Section 6 (m) allows the Director to reallocate up to 5% of available funds to assist law enforcement in enforcing Federal drug laws in states where ""state law permits the use of marijuana in a manner inconsistent with the Controlled Substances Act."" Essentially, this allows the Director to target medical marijuana patients and their caregivers for acts that are legal under state law.
The public is strongly in favor of allowing the use of medical marijuana. In a 1999 Gallup poll, 73% of Americans are in favor of "making marijuana legally available for doctors to prescribe in order to reduce pain and suffering." Since 1996, voters in eight states plus the District of Columbia have passed favorable medical marijuana ballot initiatives.[1]
Medical studies have concluded that marijuana has medical value in treating patients with serious illnesses such as AIDS, glaucoma, cancer, multiple sclerosis, epilepsy, and chronic pain. The Institute of Medicine in 1999, in the most comprehensive study of medical marijuana's efficacy, concluded ""Nausea, appetite loss, pain and anxiety . . . all can be mitigated by marijuana."" Marijuana is one of the safest medical substances known. No one has ever died from an overdose.

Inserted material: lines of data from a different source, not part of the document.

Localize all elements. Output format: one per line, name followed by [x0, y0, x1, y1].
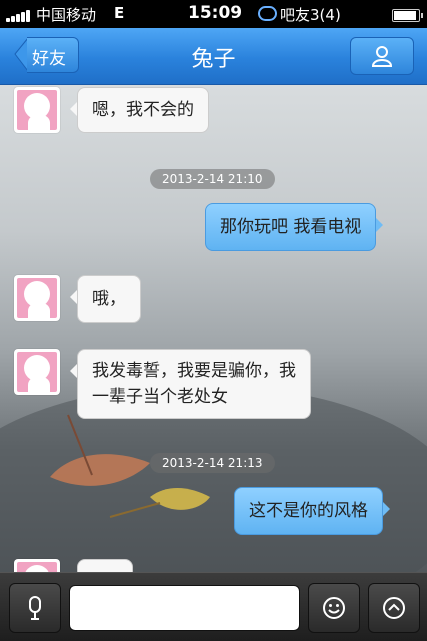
message-text: 这不是你的风格	[249, 501, 368, 521]
message-bubble	[77, 559, 133, 572]
microphone-icon	[29, 596, 41, 620]
message-bubble: 嗯，我不会的	[70, 87, 209, 133]
navigation-bar: 好友 兔子	[0, 28, 427, 85]
message-text-line: 一辈子当个老处女	[92, 387, 228, 407]
contact-avatar[interactable]	[14, 87, 60, 133]
network-type: E	[114, 4, 125, 22]
notification: 吧友3(4)	[258, 4, 341, 25]
message-bubble: 这不是你的风格	[234, 487, 390, 535]
message-input[interactable]	[69, 585, 300, 631]
person-icon	[371, 46, 393, 67]
message-text: 那你玩吧 我看电视	[220, 217, 362, 237]
battery-icon	[392, 9, 423, 22]
message-text: 哦，	[92, 289, 126, 309]
timestamp: 2013-2-14 21:10	[150, 169, 275, 189]
contact-avatar[interactable]	[14, 559, 60, 572]
message-bubble: 哦，	[70, 275, 141, 323]
input-bar	[0, 572, 427, 641]
status-bar: 中国移动 E 15:09 吧友3(4)	[0, 0, 427, 28]
smiley-icon	[323, 597, 345, 619]
message-text-line: 我发毒誓，我要是骗你，我	[92, 361, 296, 381]
message-text: 嗯，我不会的	[92, 100, 194, 120]
chevron-up-icon	[383, 597, 405, 619]
voice-button[interactable]	[9, 583, 61, 633]
timestamp: 2013-2-14 21:13	[150, 453, 275, 473]
notification-label: 吧友3(4)	[280, 6, 341, 24]
message-bubble: 我发毒誓，我要是骗你，我 一辈子当个老处女	[70, 349, 311, 419]
carrier-label: 中国移动	[36, 6, 97, 24]
profile-button[interactable]	[350, 37, 414, 75]
status-time: 15:09	[188, 3, 243, 23]
emoji-button[interactable]	[308, 583, 360, 633]
contact-avatar[interactable]	[14, 349, 60, 395]
chat-bubble-icon	[258, 6, 277, 21]
message-bubble: 那你玩吧 我看电视	[205, 203, 384, 251]
chat-area[interactable]: 嗯，我不会的 2013-2-14 21:10 那你玩吧 我看电视 哦， 我发毒誓…	[0, 85, 427, 572]
more-button[interactable]	[368, 583, 420, 633]
contact-avatar[interactable]	[14, 275, 60, 321]
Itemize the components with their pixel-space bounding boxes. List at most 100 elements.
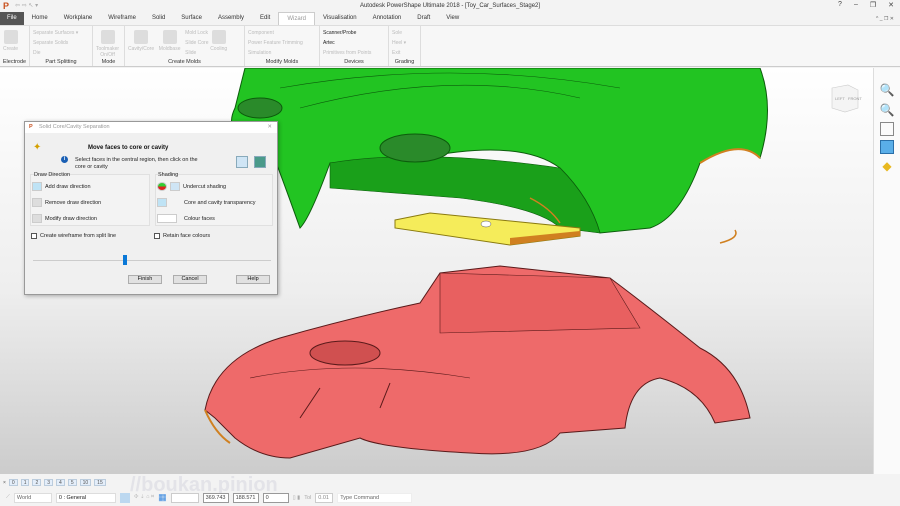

Doctors have an obligation to see that their patients receive the best medical care possible and to alleviate suffering. It is the doctor, not Congress, that should, in consultation with their patients, choose the appropriate medical treatment.
These two provisions allow the Director to use part of his budget to engage in partisan political activity and weigh in on one side of a state ballot initiative. If, despite the federal maneuvering and influx of dollars, the people nonetheless vote to allow the use of medicinal marijuana, the Director can then redirect some of his funds to prosecute the patients and doctors who are breaking no state law. Surely, these federal dollars could be better spent targeting major drug syndicates instead of those who are suffering, and those who are trying to ease suffering.
Sincerely,
Laura W. Murphy
Director
Marvin J. Johnson
Legislative Counsel
Cc: Members of the Committee
ENDNOTES
[1] Alaska, California, Colorado, Hawaii, Maine, Nevada, Oregon and Washington.